How?
That's not necessarily true. That is a false dichotomy. Hard Problemers just do not make the category error of explaining experience by simply referring to causes when we are looking for correlates (how it is that physical things are experiences). — schopenhauer1
Experiences are states of the world. That's what it means to be "physical." Not a reduction of one state to another, but to be a state of the world. Your accusations of strawman are missing what the criticism of the "hard problem" is. No-one is trying to explain experience by reducing it to a correlate. They are saying experiences, themselves, exist. The sort of explanation the Hard Problem wants is incoherent. Description of experience is given by "experience," not by "caused by X." If we have the correlates in question, existing experience and an existing brain together, we have a full account of the cause of consciousness. There no extra link to explain. Our existence beyond of descriptions is a different subject entirely and has no relevance to describing the causality of experience.
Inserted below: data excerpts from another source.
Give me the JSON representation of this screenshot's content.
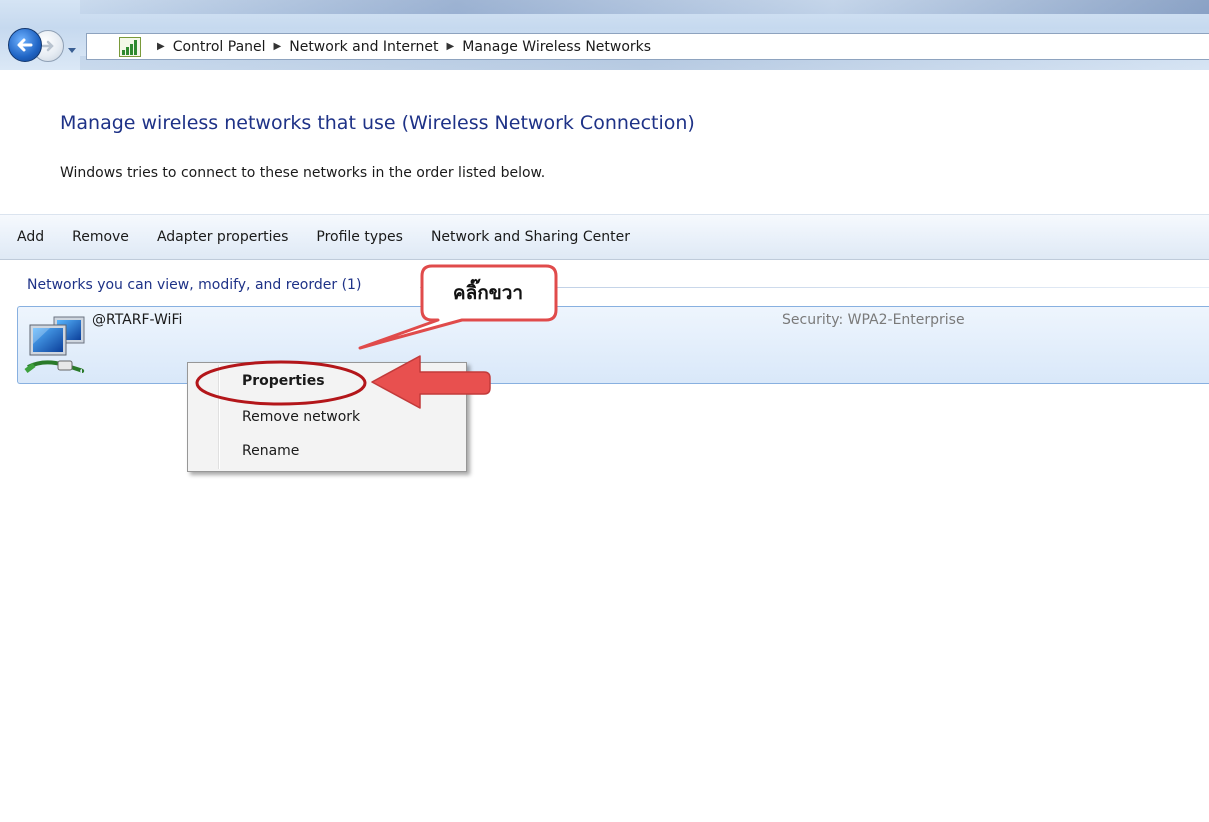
{
  "address_bar": {
    "breadcrumbs": [
      "Control Panel",
      "Network and Internet",
      "Manage Wireless Networks"
    ],
    "back_icon": "back-arrow-icon",
    "forward_icon": "forward-arrow-icon",
    "location_icon": "network-signal-icon"
  },
  "header": {
    "title": "Manage wireless networks that use (Wireless Network Connection)",
    "description": "Windows tries to connect to these networks in the order listed below."
  },
  "command_bar": {
    "add": "Add",
    "remove": "Remove",
    "adapter_properties": "Adapter properties",
    "profile_types": "Profile types",
    "network_sharing_center": "Network and Sharing Center"
  },
  "networks": {
    "group_header": "Networks you can view, modify, and reorder (1)",
    "items": [
      {
        "name": "@RTARF-WiFi",
        "security": "Security: WPA2-Enterprise",
        "icon": "wireless-network-profile-icon"
      }
    ]
  },
  "context_menu": {
    "items": [
      "Properties",
      "Remove network",
      "Rename"
    ]
  },
  "annotation": {
    "callout": "คลิ๊กขวา",
    "color": "#e04b4b"
  },
  "colors": {
    "title_blue": "#1e3287",
    "selection_blue": "#d9e8f9",
    "annotation_red": "#e04b4b"
  }
}
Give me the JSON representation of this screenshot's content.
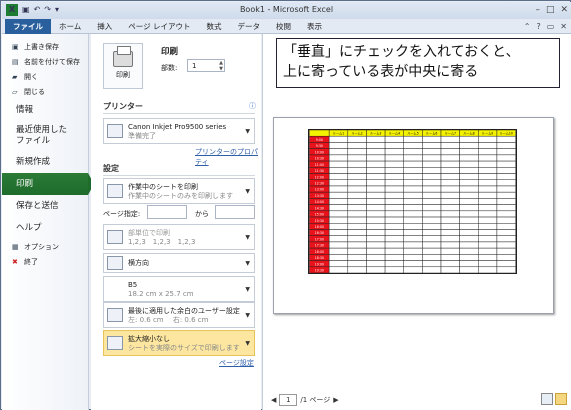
{
  "window": {
    "title": "Book1 - Microsoft Excel"
  },
  "ribbon": {
    "tabs": [
      "ファイル",
      "ホーム",
      "挿入",
      "ページ レイアウト",
      "数式",
      "データ",
      "校閲",
      "表示"
    ]
  },
  "nav": {
    "small_top": [
      "上書き保存",
      "名前を付けて保存",
      "開く",
      "閉じる"
    ],
    "info": "情報",
    "recent_line1": "最近使用した",
    "recent_line2": "ファイル",
    "new": "新規作成",
    "print": "印刷",
    "save_send": "保存と送信",
    "help": "ヘルプ",
    "small_bottom": [
      "オプション",
      "終了"
    ]
  },
  "print": {
    "title": "印刷",
    "button_label": "印刷",
    "copies_label": "部数:",
    "copies_value": "1"
  },
  "printer": {
    "section": "プリンター",
    "name": "Canon Inkjet Pro9500 series",
    "status": "準備完了",
    "properties_link": "プリンターのプロパティ"
  },
  "settings": {
    "section": "設定",
    "scope_main": "作業中のシートを印刷",
    "scope_sub": "作業中のシートのみを印刷します",
    "pages_label": "ページ指定:",
    "pages_to": "から",
    "collate_main": "部単位で印刷",
    "collate_sub": "1,2,3　1,2,3　1,2,3",
    "orientation": "横方向",
    "paper_main": "B5",
    "paper_sub": "18.2 cm x 25.7 cm",
    "margins_main": "最後に適用した余白のユーザー設定",
    "margins_sub": "左:  0.6 cm　  右:  0.6 cm",
    "scaling_main": "拡大縮小なし",
    "scaling_sub": "シートを実際のサイズで印刷します",
    "page_setup_link": "ページ設定"
  },
  "callout": {
    "line1": "「垂直」にチェックを入れておくと、",
    "line2": "上に寄っている表が中央に寄る"
  },
  "preview": {
    "header_cells": [
      "",
      "ルーム1",
      "ルーム2",
      "ルーム3",
      "ルーム4",
      "ルーム5",
      "ルーム6",
      "ルーム7",
      "ルーム8",
      "ルーム9",
      "ルーム10"
    ],
    "row_labels": [
      "9:00",
      "9:30",
      "10:00",
      "10:30",
      "11:00",
      "11:30",
      "12:00",
      "12:30",
      "13:00",
      "13:30",
      "14:00",
      "14:30",
      "15:00",
      "15:30",
      "16:00",
      "16:30",
      "17:00",
      "17:30",
      "18:00",
      "18:30",
      "19:00",
      "19:30"
    ],
    "colors": {
      "header": "#f5f200",
      "label": "#e8121b",
      "grid": "#222222"
    }
  },
  "pager": {
    "current": "1",
    "total": "/1 ページ"
  }
}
Actually many probably think quite the opposite- that the world is more than our descriptions and hence why they say that the descriptions (the material causes) do not seem to answer the "hard question". — schopenhauer1
The "hard question" is incoherent. If the world is more than our descriptions, how there be a
description which gives that? The issue with the "hard problem" is not that the world is thought to be more than descriptions, it is that fact is somehow meant to have description. For the Hard Problemer, even the world outside language is meant to be given in language.
I don't know where you get that from. You are saying really contradictory things. First you said that hard problemers only look at descriptions (models?) and now you admit that they don't do that but instead quite the opposite, that it is beyond mere models. However, Hard Problemers do seem to posit plenty of ideas that are descriptions but realizing that descriptions can only approximate what is happening, using imperfect language.
I don't know what you mean that we would have to detail the nature of us, in language, as more than language. Language is being used to convey things that are metaphysical- pretty heady stuff, so yeah, it's going to probably involve more than just a straightforward scientific description (if that's what you even mean by "more than language"). — schopenhauer1
You have to remember they view
models as only approximate. Using models, for them, means to only approximate what's happening, rather than describing the world. They think we can't give descriptions of the world at all-- that knowledge is only about our ideas rather than stuff that's occurring outside our language.
Solving the "hard problem" would be to state in language that which is outside language. If I could give an account of "experience," that was "experience" rather than a mere description of it, then the supposed issue would be resolved.
Are you perhaps discussing New Mysterians https://en.wikipedia.org/wiki/New_mysterianism ? This particular set of adherents may fit the description you say, but they seem to only be a subset of hard problemers. Not all hard problmers are New Mysterians. — schopenhauer1
Nope. They are just a bit more honest than the other Hard Problemers. They realise the argument of the "hard problem" requires consciousness to beyond understanding and so make that argument. This understanding is just as true for any other Hard Problemer, it's just they haven't realised it.